Wednesday, April 17, 2013

1953 TOPPS JOE NUXHALL



NUXY'S PLACE IN HISTORY IS SECURE.



'53s MUST HAVE BEEN EASY TO COLLATE.



THE FRONT PAGE

  • Joe Nuxhall holds the distinction of being the youngest pitcher in modern major-league history, getting into one game for the Reds in 1944 at the age of 15 years, 316 days. How could a ninth-grader -- albeit one standing 6-2 and weighing 190 pounds -- end up pitching two-thirds of an inning? It was wartime, and the majors were in dire need of players, of whom only those rejected or too old or young for military service were eligible. Nuxy fit the bill as a prospect despite being only a freshman at Hamilton High School in Ohio.

THE BACK PAGE

  • The write up succinctly details Nuxhall's fascinating story and place in history.
  • The backs of the '53s are just so readable and pleasant to look at, aren't they?

PHOTO PLAY

  • And the only thing better about the '53s, of course, are the front design and the portrait artwork.
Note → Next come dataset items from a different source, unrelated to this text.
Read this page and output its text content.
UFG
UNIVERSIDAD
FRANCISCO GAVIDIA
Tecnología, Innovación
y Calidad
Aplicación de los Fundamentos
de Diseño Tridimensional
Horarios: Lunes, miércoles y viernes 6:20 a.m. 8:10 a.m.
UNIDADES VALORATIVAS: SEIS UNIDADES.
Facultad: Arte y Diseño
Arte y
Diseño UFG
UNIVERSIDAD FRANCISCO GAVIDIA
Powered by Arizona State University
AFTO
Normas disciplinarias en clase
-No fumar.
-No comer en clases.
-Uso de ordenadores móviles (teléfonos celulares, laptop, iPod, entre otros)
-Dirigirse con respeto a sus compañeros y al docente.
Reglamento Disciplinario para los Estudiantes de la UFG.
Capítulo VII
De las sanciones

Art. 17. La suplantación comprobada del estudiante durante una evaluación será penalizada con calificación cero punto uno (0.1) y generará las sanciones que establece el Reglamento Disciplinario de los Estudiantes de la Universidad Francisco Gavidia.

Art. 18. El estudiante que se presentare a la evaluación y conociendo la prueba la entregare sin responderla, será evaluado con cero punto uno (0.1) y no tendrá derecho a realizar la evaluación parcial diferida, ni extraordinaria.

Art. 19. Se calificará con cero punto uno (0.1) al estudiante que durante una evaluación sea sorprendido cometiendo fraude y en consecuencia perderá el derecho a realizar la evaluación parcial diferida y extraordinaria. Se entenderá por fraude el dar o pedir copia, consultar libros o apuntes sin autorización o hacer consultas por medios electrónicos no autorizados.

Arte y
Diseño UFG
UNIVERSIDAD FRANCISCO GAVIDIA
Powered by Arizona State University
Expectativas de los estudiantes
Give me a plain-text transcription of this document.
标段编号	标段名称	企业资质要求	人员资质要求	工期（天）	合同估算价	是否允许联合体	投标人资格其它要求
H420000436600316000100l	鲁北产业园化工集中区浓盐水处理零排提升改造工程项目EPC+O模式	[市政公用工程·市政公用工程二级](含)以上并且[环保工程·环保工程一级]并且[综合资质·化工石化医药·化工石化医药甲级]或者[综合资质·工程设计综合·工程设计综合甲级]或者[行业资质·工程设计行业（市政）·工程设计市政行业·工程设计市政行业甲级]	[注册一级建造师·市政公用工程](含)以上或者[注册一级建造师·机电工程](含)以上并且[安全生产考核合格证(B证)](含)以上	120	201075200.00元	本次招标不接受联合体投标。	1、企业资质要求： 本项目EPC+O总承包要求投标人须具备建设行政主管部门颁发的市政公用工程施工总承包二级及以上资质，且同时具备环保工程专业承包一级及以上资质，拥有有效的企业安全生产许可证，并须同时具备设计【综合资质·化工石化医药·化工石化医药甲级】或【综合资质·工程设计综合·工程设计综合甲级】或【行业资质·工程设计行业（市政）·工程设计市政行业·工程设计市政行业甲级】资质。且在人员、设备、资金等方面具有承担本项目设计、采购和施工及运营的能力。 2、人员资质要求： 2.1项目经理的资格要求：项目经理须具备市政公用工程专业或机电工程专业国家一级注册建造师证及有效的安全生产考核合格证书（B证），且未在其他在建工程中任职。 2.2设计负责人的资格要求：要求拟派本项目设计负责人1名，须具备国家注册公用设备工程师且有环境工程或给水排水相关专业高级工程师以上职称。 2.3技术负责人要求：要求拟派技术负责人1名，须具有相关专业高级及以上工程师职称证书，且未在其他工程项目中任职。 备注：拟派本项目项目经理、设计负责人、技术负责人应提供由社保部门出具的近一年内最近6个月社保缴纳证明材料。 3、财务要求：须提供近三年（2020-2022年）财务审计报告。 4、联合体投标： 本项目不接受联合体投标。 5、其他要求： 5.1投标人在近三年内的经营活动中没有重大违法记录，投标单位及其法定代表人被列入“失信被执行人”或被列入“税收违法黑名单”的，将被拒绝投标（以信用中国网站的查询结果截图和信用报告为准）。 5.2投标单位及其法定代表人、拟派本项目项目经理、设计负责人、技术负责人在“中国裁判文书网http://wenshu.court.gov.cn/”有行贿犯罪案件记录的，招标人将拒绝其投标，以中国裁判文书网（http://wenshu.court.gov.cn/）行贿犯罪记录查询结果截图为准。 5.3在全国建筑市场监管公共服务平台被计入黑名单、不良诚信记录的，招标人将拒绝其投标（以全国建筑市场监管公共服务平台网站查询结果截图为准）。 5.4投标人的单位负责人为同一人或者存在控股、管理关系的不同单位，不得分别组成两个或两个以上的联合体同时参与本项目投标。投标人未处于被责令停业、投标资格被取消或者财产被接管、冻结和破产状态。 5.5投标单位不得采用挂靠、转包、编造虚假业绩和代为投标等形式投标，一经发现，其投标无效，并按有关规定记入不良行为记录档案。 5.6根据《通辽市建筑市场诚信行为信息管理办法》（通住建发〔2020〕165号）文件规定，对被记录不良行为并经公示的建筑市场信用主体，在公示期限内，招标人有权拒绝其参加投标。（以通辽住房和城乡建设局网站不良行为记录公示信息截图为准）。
Museum quality.

EXTRA, EXTRA

  • Nuxhall was playing semipro with his dad when Reds scouts started following him in '43.
  • What they saw was a raw youngster with a live left arm but little control.
  • With the blessing of his high school principal, Nuxhall signed and made the Reds' Opening-Day roster and his debut on June 10, four days after the D-Day Invasion, against the Cardinals, who were leading 13-0 at Crosley Field. He entered in the ninth inning and retired the first batter. He couldn't get out of the inning, surrendering five runs on five walks, two hits and one wild pitch. Of those lacing a hit was Stan Musial.
  • "I was pitching against seventh-, eighth- and ninth-graders, kids 13- and 14-years-old. ... All the sudden I look up and there's Stan Musial and the likes. It was a very scary situation,'' Nuxhall recalled. 
  • Sent to the minors and pitched there for the rest of the '44 season.
  • In '45, Nuxhall decided to finish high school and was able to regain his amateur status. He returned to the minors after graduation and made his second appearance with the Reds in '52, and this time he stuck around.
  • Pitched 15 of his 16 seasons with the Reds, posting a 135-117 record with a 3.90 ERA.
  • Made the NL All-Star team in '55, when he won a career-high 17 games and led the league with five shutouts, and in '56.
  • Established a Reds record for games pitched with 484, which was broken by right-hander Clay Carroll in '75. The Ol' Left-hander still holds the record for southpaws. 
  • After his career ended in '66, he immediately became a broadcaster with the Reds.
  • Being from Tampa, which was the spring training home of the Reds, I listened to a lot of games on the radio growing up and remember Nuxhall's grandfatherly tone and signature sign-off: "This is The Ol' Left-Hander, rounding third and heading for home.''
  • Great American Ballpark in Cincinnati has that quote hanging outside the stadium along with a statue of Nuxy. Other statues include Johnny Bench, Frank Robinson, Ted Kluszewski and Ernie Lombardi.
  • Officially retired from the Reds in '04, ending a 60-year association with the Reds.
  • Died after a long battle with non-Hodgkin's lymphoma in '07.

1 comment:

  1. Just a great, great baseball card. Nice write-up.